Patricia Stoltey, The Prairie Grass Murders (2007)

This American Sylvia and Willie mystery is the first in the series, and I believe it is also the author´s debut.

Willie Grisseljon returns to his childhood environment in Illinois from sunny Florida, presumably ´to find out if the safe, comfortable places he remembered from his childhood still existed´, but instead he comes across a spiteful vulture which leads him to a black shoe.

“He reached out and gave it a sharp tug, but couldn´t pull it free. He let go, stepped back, and then stood very still. The shoe is most likely attached to a foot.”

As if this wasn´t enough, the local deputy thinks Willie is a confused vagrant and hands him over to a mental institution where he has to stay until his sister, judge Sylvia Thorn, can vouch for him.

Sylvia Thorn is a strong and independent woman of Norwegian descent, whereas her older brother Willie is a war-damaged poet. He may be an unlikely detective, but he is an interesting and unusual character who cares a lot about his sister in his own way. Besides, the well-written novel offers a strong sense of place and a fine sense of humour.

A small minus from me because the story is somewhat convoluted, and though I appreciated the fact that we never know whom to trust, it didn´t strike me as the most credible ending. Still I enjoyed the characters and the setting so much that I am determined to read the next volume to see what happens to Sylvia and Willie.

I bought the book myself.

About Dorte Hummelshøj Jakobsen

I am a Danish teacher. In my spare time I read, write and review crime fiction.
This entry was posted in American, Patricia Stoltey, review, review 2011. Bookmark the permalink.

8 Responses to Patricia Stoltey, The Prairie Grass Murders (2007)

  1. Petty Witter says:

    Hmm not too sure about this one. I couldn’t help but think of you at the mention of the black shoe though as it could have been a starting point for one of your stories in which we all get to add things – talking of which we haven’t had one of these for a while.

  2. Margot Kinberg says:

    Dorte – So glad you reviewed this one and liked it. I agree that the characters and setting are extremely well-done here. And I really like that sense of humour myself. I also really like the obvious bond between the siblings, as well as the way Stoltey weaves in some of their memories from growing up.

  3. p881 says:

    Hmmm. I like the setting but convoluted stories really irk me.

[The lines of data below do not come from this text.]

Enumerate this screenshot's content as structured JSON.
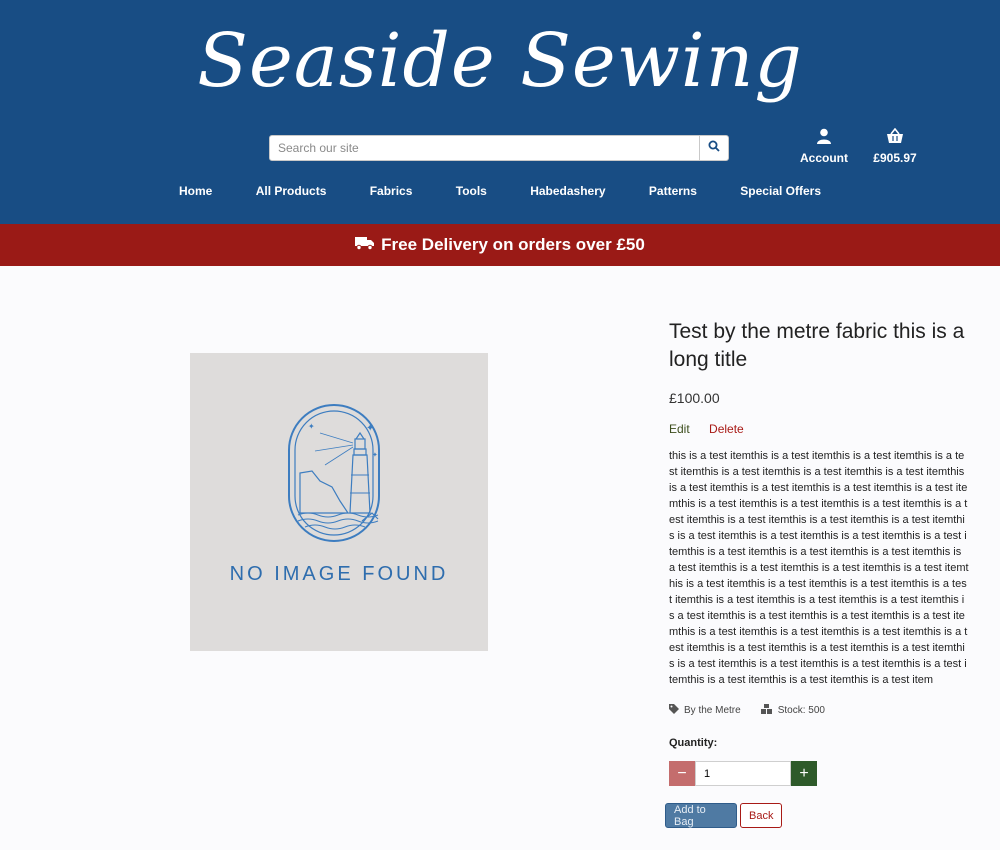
{
  "header": {
    "logo_text": "Seaside Sewing",
    "search": {
      "placeholder": "Search our site"
    },
    "account_label": "Account",
    "bag_total": "£905.97"
  },
  "nav": [
    "Home",
    "All Products",
    "Fabrics",
    "Tools",
    "Habedashery",
    "Patterns",
    "Special Offers"
  ],
  "banner": {
    "text": "Free Delivery on orders over £50"
  },
  "product": {
    "image_text": "NO IMAGE FOUND",
    "title": "Test by the metre fabric this is a long title",
    "price": "£100.00",
    "edit_label": "Edit",
    "delete_label": "Delete",
    "description": "this is a test itemthis is a test itemthis is a test itemthis is a test itemthis is a test itemthis is a test itemthis is a test itemthis is a test itemthis is a test itemthis is a test itemthis is a test itemthis is a test itemthis is a test itemthis is a test itemthis is a test itemthis is a test itemthis is a test itemthis is a test itemthis is a test itemthis is a test itemthis is a test itemthis is a test itemthis is a test itemthis is a test itemthis is a test itemthis is a test itemthis is a test itemthis is a test itemthis is a test itemthis is a test itemthis is a test itemthis is a test itemthis is a test itemthis is a test itemthis is a test itemthis is a test itemthis is a test itemthis is a test itemthis is a test itemthis is a test itemthis is a test itemthis is a test itemthis is a test itemthis is a test itemthis is a test itemthis is a test itemthis is a test itemthis is a test itemthis is a test itemthis is a test itemthis is a test itemthis is a test itemthis is a test itemthis is a test item",
    "category": "By the Metre",
    "stock": "Stock: 500",
    "quantity_label": "Quantity:",
    "quantity_value": "1",
    "add_to_bag_label": "Add to Bag",
    "back_label": "Back"
  },
  "colors": {
    "header_bg": "#184d84",
    "banner_bg": "#9a1a16",
    "minus_btn": "#c46d6d",
    "plus_btn": "#2e5a2a",
    "add_btn": "#4f7aa3"
  }
}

  4. I will read her next too. There was a scene under the porch that just made the book for me.

  5. Kelly says:

    The only thing I wonder about in your description is Willie being placed in the care of the mental institution and not allowed to leave. I didn’t think adults could be held against their will.

  6. Tracy: I suggest you come back tomorrow; I hope you will be pleased 🙂

    Margot: I agree; there are several strong points to this debut.

    p881: it wasn´t really difficult to follow the story, but after the first half which was extremely promising, the ending disappointed me a bit.

    Clarissa: I don´t recall that scene, but the brother and sister and their relationship were so well done.

    Kelly: there is no doubt it wasn´t legal, and it wasn´t for a long time, but I won´t tell you exactly how and why. You will have to read the book if you are curious 😉

  7. Dorte, thanks for the read and review. I had fun with the two Sylvia and Willie books…a bit of an experiment to see what writing a series is like. Although I may revisit these characters later on, I’m writing standalone suspense novels now and find them more challenging yet even more fun because I get to change characters with each book.

  8. Patricia: I am almost sorry to hear you have abandoned Sylvia and Willie – they are terrific characters.